Dogs can also escape from their owners’ homes without the owner realizing.

“I had a dog, and this dog was about 12 years old, who got out of a pen last spring and the next day … I got a call from Pittsburgh, [Pennsylvania],” Railey said. “A lady had the dog. She asked me if I still wanted the dog; I said, ‘Of course’” The dog had apparently escaped and hitched a ride on a truck near Route 35, traveling hundreds of miles across state lines.

Leslie Utley with the Southampton County Humane Society is also asking for county funding. Her group incorporated in March 2020 and received its 501(c)(3) nonprofit status, and now works with the county’s animal shelter to coordinate veterinary care and transportation for adoptable dogs.

According to her, there’s a small percentage of the animal shelter’s budget that goes unused, totaling around $5,800. The Humane Society spends around $4,480 a year on veterinary expenses, which this surplus could cover, she said. Currently, a lot of that money goes to veterinary clinics outside the county.
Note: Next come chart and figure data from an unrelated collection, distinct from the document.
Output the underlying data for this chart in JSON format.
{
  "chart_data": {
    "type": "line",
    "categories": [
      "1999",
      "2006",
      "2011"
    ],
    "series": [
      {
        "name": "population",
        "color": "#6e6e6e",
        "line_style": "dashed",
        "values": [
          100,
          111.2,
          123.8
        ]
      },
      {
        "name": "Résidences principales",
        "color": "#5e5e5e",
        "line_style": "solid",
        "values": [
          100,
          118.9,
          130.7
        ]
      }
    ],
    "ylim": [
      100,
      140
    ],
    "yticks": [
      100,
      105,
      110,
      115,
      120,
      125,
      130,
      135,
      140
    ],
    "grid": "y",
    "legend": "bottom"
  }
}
“We would like to focus more on the two veterinary clinics that are inside the county,” she said.

The county is scheduled to present its draft budget tonight, April 7, at a 6:30 p.m. work session. The draft will be available on the county’s website late that afternoon prior to the work session. Another public hearing will be held at 7 p.m. May 17, with the board’s adoption vote scheduled for 7 p.m. May 25.